Brands and advertisers now increasingly want to reach to their target audience through multiple devices. A mobile phone is the only device that a consumer carries all the time and therefore it can play a key role in increasing the effectiveness of advertising campaigns by extending the consumer engagement period. For example, according to John Zehr, Senior VP and General Manager for ESPN Mobile, a large number of users access their mobile app and mobile site on weekends to access sports updates, news, and other information on their mobile phones while they are outside on a beach, at a restaurant, or shopping.

The reality today:  mobile advertising is not yet a high-volume high-revenue business

Despite all the positive developments, for the ad agencies, the revenues from designing a mobile banner/display ad is very little compared to working for TV, magazines and online advertising campaigns. As a result, ad agencies at present don’t find the mobile platform attractive enough and operators should consider offering them a higher revenue share.

Average spend on mobile advertising campaigns is creeping up but not at a very strong pace. In terms of who the big companies are that are currently spending on mobile advertising, it’s the same big budget companies that spend the most on all forms of advertising. Almost 70 per cent of the top 20 brands in the UK have run a mobile advertising/marketing campaign, spending in the range of US$5,000 to US$1 million.
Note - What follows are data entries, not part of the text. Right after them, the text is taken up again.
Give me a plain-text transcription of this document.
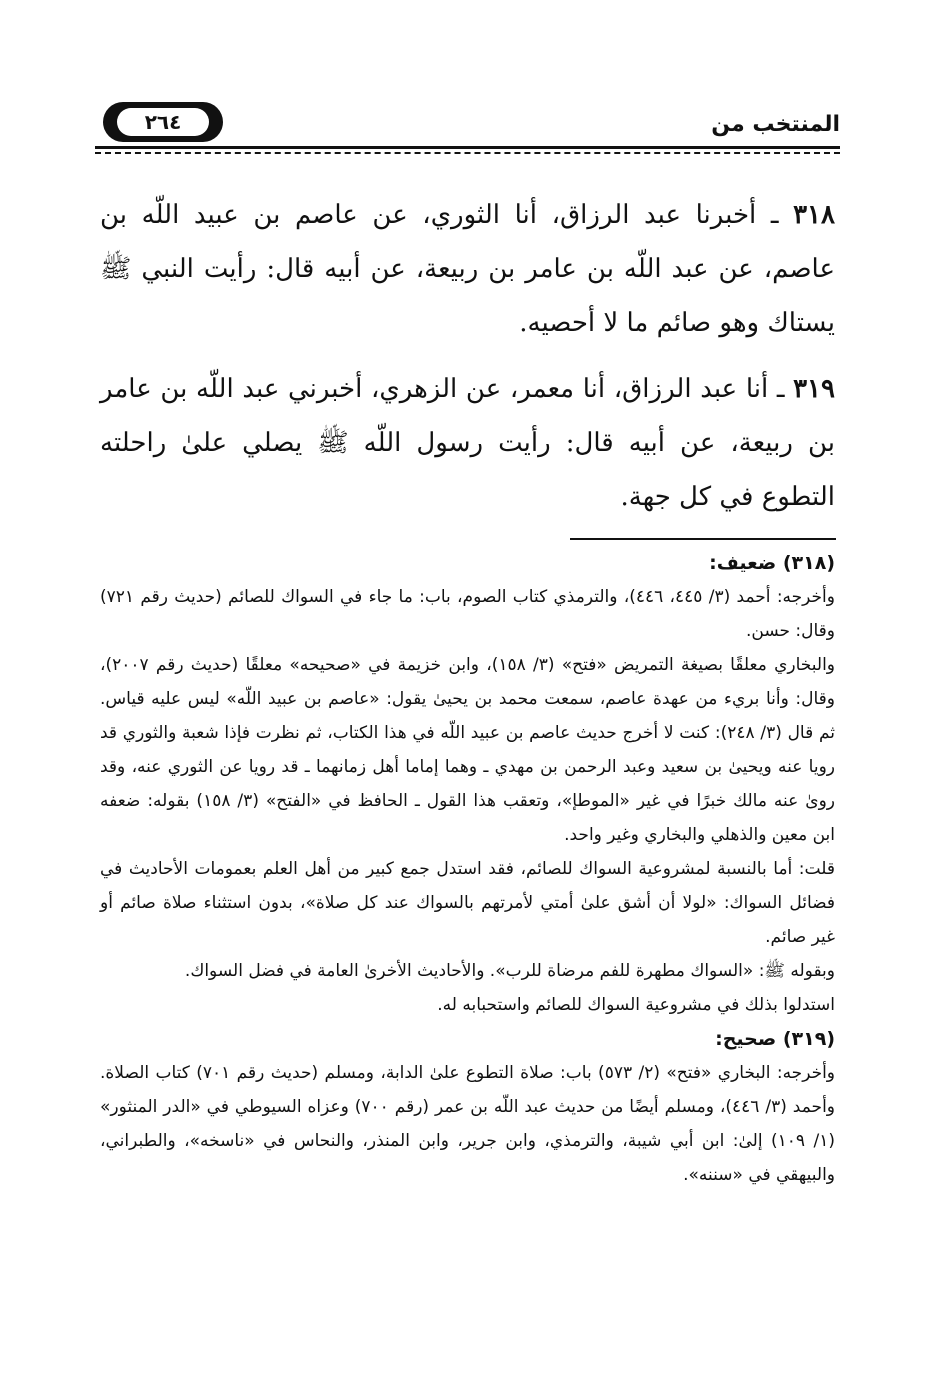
المنتخب من
٢٦٤

٣١٨ ـ أخبرنا عبد الرزاق، أنا الثوري، عن عاصم بن عبيد اللّه بن عاصم، عن عبد اللّه بن عامر بن ربيعة، عن أبيه قال: رأيت النبي ﷺ يستاك وهو صائم ما لا أحصيه.

٣١٩ ـ أنا عبد الرزاق، أنا معمر، عن الزهري، أخبرني عبد اللّه بن عامر بن ربيعة، عن أبيه قال: رأيت رسول اللّه ﷺ يصلي علىٰ راحلته التطوع في كل جهة.

(٣١٨) ضعيف:

وأخرجه: أحمد (٣/ ٤٤٥، ٤٤٦)، والترمذي كتاب الصوم، باب: ما جاء في السواك للصائم (حديث رقم ٧٢١) وقال: حسن.

والبخاري معلقًا بصيغة التمريض «فتح» (٣/ ١٥٨)، وابن خزيمة في «صحيحه» معلقًا (حديث رقم ٢٠٠٧)، وقال: وأنا بريء من عهدة عاصم، سمعت محمد بن يحيىٰ يقول: «عاصم بن عبيد اللّه» ليس عليه قياس. ثم قال (٣/ ٢٤٨): كنت لا أخرج حديث عاصم بن عبيد اللّه في هذا الكتاب، ثم نظرت فإذا شعبة والثوري قد رويا عنه ويحيىٰ بن سعيد وعبد الرحمن بن مهدي ـ وهما إماما أهل زمانهما ـ قد رويا عن الثوري عنه، وقد روىٰ عنه مالك خبرًا في غير «الموطإ»، وتعقب هذا القول ـ الحافظ في «الفتح» (٣/ ١٥٨) بقوله: ضعفه ابن معين والذهلي والبخاري وغير واحد.

قلت: أما بالنسبة لمشروعية السواك للصائم، فقد استدل جمع كبير من أهل العلم بعمومات الأحاديث في فضائل السواك: «لولا أن أشق علىٰ أمتي لأمرتهم بالسواك عند كل صلاة»، بدون استثناء صلاة صائم أو غير صائم.

وبقوله ﷺ: «السواك مطهرة للفم مرضاة للرب». والأحاديث الأخرىٰ العامة في فضل السواك.

استدلوا بذلك في مشروعية السواك للصائم واستحبابه له.

(٣١٩) صحيح:

وأخرجه: البخاري «فتح» (٢/ ٥٧٣) باب: صلاة التطوع علىٰ الدابة، ومسلم (حديث رقم ٧٠١) كتاب الصلاة. وأحمد (٣/ ٤٤٦)، ومسلم أيضًا من حديث عبد اللّه بن عمر (رقم ٧٠٠) وعزاه السيوطي في «الدر المنثور» (١/ ١٠٩) إلىٰ: ابن أبي شيبة، والترمذي، وابن جرير، وابن المنذر، والنحاس في «ناسخه»، والطبراني، والبيهقي في «سننه».
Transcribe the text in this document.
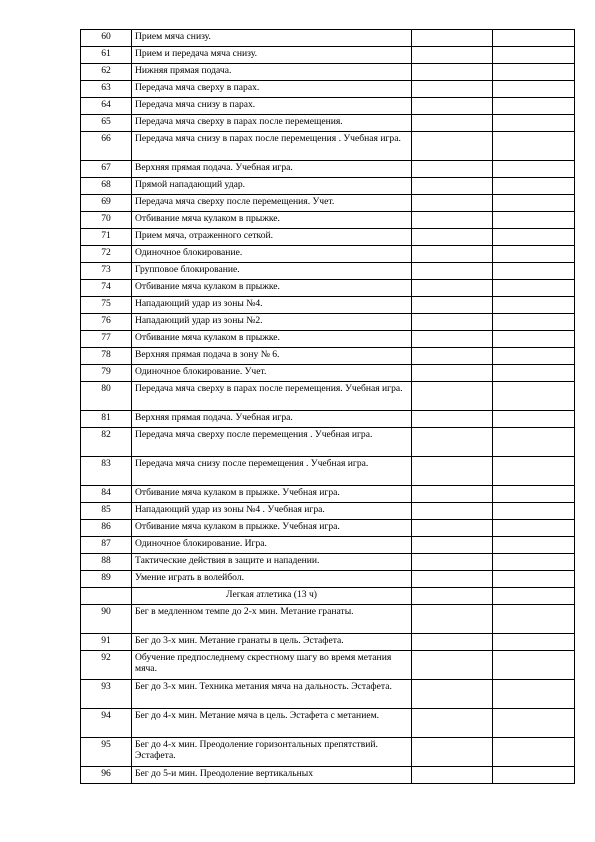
60	Прием мяча снизу.		
61	Прием и передача мяча снизу.		
62	Нижняя прямая подача.		
63	Передача мяча сверху в парах.		
64	Передача мяча снизу в парах.		
65	Передача мяча сверху в парах после перемещения.		
66	Передача мяча снизу в парах после перемещения . Учебная игра.		
67	Верхняя прямая подача. Учебная игра.		
68	Прямой нападающий удар.		
69	Передача мяча сверху после перемещения. Учет.		
70	Отбивание мяча кулаком в прыжке.		
71	Прием мяча, отраженного сеткой.		
72	Одиночное блокирование.		
73	Групповое блокирование.		
74	Отбивание мяча кулаком в прыжке.		
75	Нападающий удар из зоны №4.		
76	Нападающий удар из зоны №2.		
77	Отбивание мяча кулаком в прыжке.		
78	Верхняя прямая подача в зону № 6.		
79	Одиночное блокирование. Учет.		
80	Передача мяча сверху в парах после перемещения. Учебная игра.		
81	Верхняя прямая подача. Учебная игра.		
82	Передача мяча сверху после перемещения . Учебная игра.		
83	Передача мяча снизу после перемещения . Учебная игра.		
84	Отбивание мяча кулаком в прыжке. Учебная игра.		
85	Нападающий удар из зоны №4 . Учебная игра.		
86	Отбивание мяча кулаком в прыжке. Учебная игра.		
87	Одиночное блокирование. Игра.		
88	Тактические действия в защите и нападении.		
89	Умение играть в волейбол.		
	Легкая атлетика (13 ч)		
90	Бег в медленном темпе до 2-х мин. Метание гранаты.		
91	Бег до 3-х мин. Метание гранаты в цель. Эстафета.		
92	Обучение предпоследнему скрестному шагу во время метания мяча.		
93	Бег до 3-х мин. Техника метания мяча на дальность. Эстафета.		
94	Бег до 4-х мин. Метание мяча в цель. Эстафета с метанием.		
95	Бег до 4-х мин. Преодоление горизонтальных препятствий. Эстафета.		
96	Бег до 5-и мин. Преодоление вертикальных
Also, the limited knowledge of the mobile industry amongst brands and advertising agencies is restricting the market growth. Brands and advertising agencies are showing more interest in mobile but the high industry fragmentation and fast innovation is confusing to them. These players have limited knowledge of the various mobile network technologies, handset considerations and OS platforms. As a result, currently the ad spending on mobile in most cases is still limited to a few thousand dollars on trial campaigns.

What needs to be done

Educating brands and advertising agencies about the mobile medium and making it easy for them to advertise on mobile will be the key to drive the mobile advertising market growth over the coming years. To achieve this, mobile operators and ad networks need to partner and work with a wide assortment of technology vendors and content publishers to address both the demand side, and the supply side market fragmentation.